The negative part is really what we’ve seen come out, floated by ostensibly members of the transition team and others, which are two issues. I called it re-wrapping Guantanamo to make it more palatable, not at Gauntanamo, but maybe here. One is preventive detention, and the other is national security courts. And they work together. If you really look at what Guantanamo was, it’s essentially a preventive detention facility where the United States really tried to give people no legal rights to challenge that preventive detention. Finally, we got into federal court, etc. That’s what it represents: preventive detention and bad, bad court review. So what you see in these new proposals, which are really from — they’re being floated slowly, maybe they’re from academics, they’re from transition people, saying we may need a preventive detention scheme, which is incredible to me. I mean, we’ve have 200 years of a country and never had to have a preventive detention scheme.

AMY GOODMAN: Explain what you mean by “preventive detention.”

MICHAEL RATNER: Preventive detention is really what we see at Guantanamo. It’s when you are put into a prison without being charged with a crime and without having a trial on that charge. It means you’re put into a prison for national security reasons, because you’re, quote, “dangerous.” And in this case, the proposals that seem to be working together, preventive detention and national security courts, are — yes, we may need to jail people because they are dangerous or national security threats, and even for that, their testing of that preventive detention can’t occur in a regular court, we don’t think they’re sufficient enough, we’re going to set up national security courts to do that.

So what you’re really seeing is a re-wrapping of Guantanamo in a legal — in a legal new paper to make it more palatable. I hope that doesn’t happen. I hope there’s huge objections. The idea that this country would go into a preventive detention at this point and special courts, after we’ve been litigating for years to say these people have a right to get into a federal court and we shouldn’t have a preventive detention scheme, is remarkable to me. And I would just — I would really think that while it’s great that he wants to close Guantanamo and end torture, I mean, to set up an alternate scheme is really un-American.

AMY GOODMAN: The Associated Press is reporting that Obama advisers are crafting a plan that would put the prisoners in US courts. Under the proposal, some prisoners would be freed, while others would be sent to trial in criminal courts in the United States. A third group would go in front of a new court system designed to handle so-called national security cases.

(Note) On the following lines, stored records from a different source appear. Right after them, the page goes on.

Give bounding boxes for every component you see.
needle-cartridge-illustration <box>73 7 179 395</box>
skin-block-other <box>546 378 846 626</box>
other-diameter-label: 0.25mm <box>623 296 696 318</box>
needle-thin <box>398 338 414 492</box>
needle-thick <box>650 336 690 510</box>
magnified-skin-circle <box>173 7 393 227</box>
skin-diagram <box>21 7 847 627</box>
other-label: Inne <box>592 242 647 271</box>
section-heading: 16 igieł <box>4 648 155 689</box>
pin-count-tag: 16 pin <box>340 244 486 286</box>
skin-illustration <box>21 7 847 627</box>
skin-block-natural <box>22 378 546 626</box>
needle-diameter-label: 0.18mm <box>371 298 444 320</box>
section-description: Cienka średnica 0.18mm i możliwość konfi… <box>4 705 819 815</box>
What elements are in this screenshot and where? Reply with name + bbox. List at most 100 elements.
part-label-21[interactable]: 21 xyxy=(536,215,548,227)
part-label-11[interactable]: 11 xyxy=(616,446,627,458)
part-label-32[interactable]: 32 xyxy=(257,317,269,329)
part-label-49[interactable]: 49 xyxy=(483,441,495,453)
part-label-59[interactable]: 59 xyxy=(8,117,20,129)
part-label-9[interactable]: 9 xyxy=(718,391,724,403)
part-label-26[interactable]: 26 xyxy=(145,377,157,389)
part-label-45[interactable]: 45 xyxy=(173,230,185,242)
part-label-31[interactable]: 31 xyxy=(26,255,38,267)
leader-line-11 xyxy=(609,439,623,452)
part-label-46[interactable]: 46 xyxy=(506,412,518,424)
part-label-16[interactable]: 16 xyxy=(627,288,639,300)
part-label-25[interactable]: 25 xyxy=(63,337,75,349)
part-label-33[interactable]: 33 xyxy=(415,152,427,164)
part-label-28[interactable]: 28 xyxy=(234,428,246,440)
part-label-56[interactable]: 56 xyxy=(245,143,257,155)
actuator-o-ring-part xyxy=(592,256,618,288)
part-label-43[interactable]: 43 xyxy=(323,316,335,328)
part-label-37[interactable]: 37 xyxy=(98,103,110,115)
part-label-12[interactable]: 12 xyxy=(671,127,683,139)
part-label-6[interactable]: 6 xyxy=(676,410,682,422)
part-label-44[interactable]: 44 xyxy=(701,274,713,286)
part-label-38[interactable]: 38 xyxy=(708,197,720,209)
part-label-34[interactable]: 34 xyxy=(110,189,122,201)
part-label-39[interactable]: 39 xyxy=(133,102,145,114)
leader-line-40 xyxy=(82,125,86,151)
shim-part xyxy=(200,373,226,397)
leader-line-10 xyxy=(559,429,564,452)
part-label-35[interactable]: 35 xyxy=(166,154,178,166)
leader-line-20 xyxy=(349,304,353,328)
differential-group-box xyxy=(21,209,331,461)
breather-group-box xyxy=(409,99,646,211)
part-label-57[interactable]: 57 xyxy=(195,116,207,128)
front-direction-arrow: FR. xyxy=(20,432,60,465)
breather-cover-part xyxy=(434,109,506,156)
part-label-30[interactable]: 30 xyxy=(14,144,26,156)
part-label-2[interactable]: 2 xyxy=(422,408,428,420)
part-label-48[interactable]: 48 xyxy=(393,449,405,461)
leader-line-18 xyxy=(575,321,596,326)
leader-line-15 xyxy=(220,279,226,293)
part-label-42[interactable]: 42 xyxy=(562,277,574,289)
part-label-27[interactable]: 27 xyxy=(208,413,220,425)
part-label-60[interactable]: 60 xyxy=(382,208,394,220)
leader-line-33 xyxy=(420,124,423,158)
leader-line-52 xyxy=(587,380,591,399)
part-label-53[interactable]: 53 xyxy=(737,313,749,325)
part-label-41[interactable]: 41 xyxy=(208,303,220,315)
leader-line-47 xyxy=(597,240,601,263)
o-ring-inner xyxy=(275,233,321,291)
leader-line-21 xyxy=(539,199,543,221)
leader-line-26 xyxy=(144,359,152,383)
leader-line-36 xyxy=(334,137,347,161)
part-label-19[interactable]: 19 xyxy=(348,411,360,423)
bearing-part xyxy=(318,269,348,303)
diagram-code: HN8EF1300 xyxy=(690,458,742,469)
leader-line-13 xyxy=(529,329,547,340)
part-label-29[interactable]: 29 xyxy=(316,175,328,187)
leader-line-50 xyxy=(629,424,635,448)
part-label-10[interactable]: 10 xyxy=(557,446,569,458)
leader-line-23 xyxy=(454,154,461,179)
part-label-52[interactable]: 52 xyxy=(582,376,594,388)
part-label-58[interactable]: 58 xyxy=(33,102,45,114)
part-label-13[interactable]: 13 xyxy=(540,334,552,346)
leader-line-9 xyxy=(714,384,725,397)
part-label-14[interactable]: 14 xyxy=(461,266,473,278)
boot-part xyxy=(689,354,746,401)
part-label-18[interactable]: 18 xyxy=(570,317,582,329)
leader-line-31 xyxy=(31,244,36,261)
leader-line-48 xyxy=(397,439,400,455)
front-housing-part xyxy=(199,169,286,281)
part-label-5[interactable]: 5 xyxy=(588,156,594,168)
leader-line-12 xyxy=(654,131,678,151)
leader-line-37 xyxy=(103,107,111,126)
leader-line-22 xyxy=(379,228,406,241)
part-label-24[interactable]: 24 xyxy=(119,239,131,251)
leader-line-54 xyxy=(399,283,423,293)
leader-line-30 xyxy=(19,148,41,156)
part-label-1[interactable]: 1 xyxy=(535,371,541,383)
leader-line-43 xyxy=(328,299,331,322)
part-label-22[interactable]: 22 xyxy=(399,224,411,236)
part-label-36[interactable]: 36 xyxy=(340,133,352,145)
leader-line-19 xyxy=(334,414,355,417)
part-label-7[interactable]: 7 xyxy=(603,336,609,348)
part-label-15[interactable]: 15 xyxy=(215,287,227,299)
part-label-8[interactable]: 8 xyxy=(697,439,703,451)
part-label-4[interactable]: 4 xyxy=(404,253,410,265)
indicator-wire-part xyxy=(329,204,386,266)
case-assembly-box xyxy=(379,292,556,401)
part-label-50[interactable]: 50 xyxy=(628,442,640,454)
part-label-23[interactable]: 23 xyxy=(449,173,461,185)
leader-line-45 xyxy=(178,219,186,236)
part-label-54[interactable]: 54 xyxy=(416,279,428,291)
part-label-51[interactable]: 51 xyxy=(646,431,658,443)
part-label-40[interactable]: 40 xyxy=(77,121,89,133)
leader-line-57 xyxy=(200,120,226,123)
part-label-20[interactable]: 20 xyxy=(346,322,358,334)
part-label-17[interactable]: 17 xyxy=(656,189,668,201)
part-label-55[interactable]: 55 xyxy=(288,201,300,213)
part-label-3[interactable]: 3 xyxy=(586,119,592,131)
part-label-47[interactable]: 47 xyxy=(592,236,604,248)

MICHAEL RATNER: You know, at Guantanamo, there’s 255 people. The majority of those just should be released. I mean, that’s clear, if not almost everybody. The rest of them should be tried in federal courts. What this floated piece by the AP report is saying, yeah, we’ll try some of them, we’ll free most of them, but some of them are going to be put in these national security courts and held in preventive detention.

The question is, why? What are we doing here? The reasons they give are, we can’t disclose classified information, and maybe we can’t prove that they actually committed crimes. Well, classified information is dealt with all the time in our federal courts. There’s hundreds of trials in which they have methods of dealing with classified information. The other issue is more serious. Yes, they may only have evidence from torture against some people. Well, that shouldn’t be allowed to hold people in national security courts or in regular courts. In fact, if anything, national security courts and preventive detention, in my view, will encourage torture, because you’ll have special ways of holding people without being able to suppress the evidence. I mean, it’s amazing. What they’re taking is essentially a made-up problem, much like the ticking time bomb, and trying to build an entire superstructure of preventive detention and national security courts on top of it, when we don’t even ever have one of those so-called ticking time bombs.

AMY GOODMAN: Michael Ratner, I want to thank you for being with us, president of the Center for Constitutional Rights.